Cancers, maladies respiratoires, voilà de quoi on meurt quand on est touchés par la pollution. Près d’un décès sur huit, en Europe, est lié à la pollution, c’est ce que dit un rapport de l’Agence européenne de l’environnement, publié mardi. Soit 630 000 décès par an qui peuvent être liés directement ou indirectement à la pollution de l’environnement dans un des 27 pays de l’Union européenne et au Royaume-Uni. Ce qui fait 13 % des morts.
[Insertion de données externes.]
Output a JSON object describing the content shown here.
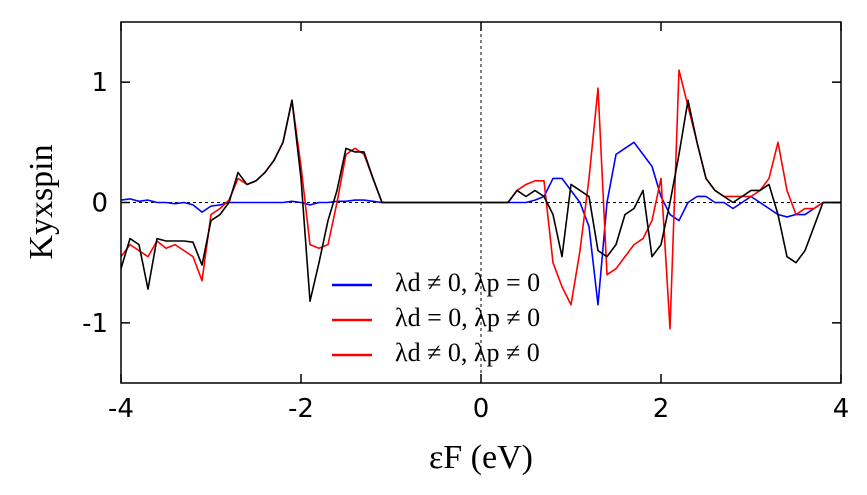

Comparons avec ce que nous traversons en ce moment, le Covid-19, qui a fait lui un peu plus de 183 000 morts en neuf mois, soit plus de trois fois moins.
Plus haut taux de mortalité, la Roumanie enregistre près d’un décès sur cinq lié à la pollution tandis que les meilleurs élèves sont sans surprise au Nord. La Suède et le Danemark, en déplorent un sur dix.
Les chiffres du rapport remontent à l’année 2012 mais on peut noter d’importantes différences entre l’ouest et l’est de l’Europe et selon le niveau socio-économique des populations.
 
« Les personnes les plus pauvres sont exposées de manière disproportionnée à la pollution et aux conditions météorologiques extrêmes, y compris les vagues de chaleur et le froid extrême. Cela est lié à l’endroit où ils vivent, travaillent et vont à l’école, souvent dans des zones socialement défavorisées et des quartiers en périphérie des grands axes de circulation », note le rapport” précise le rapport.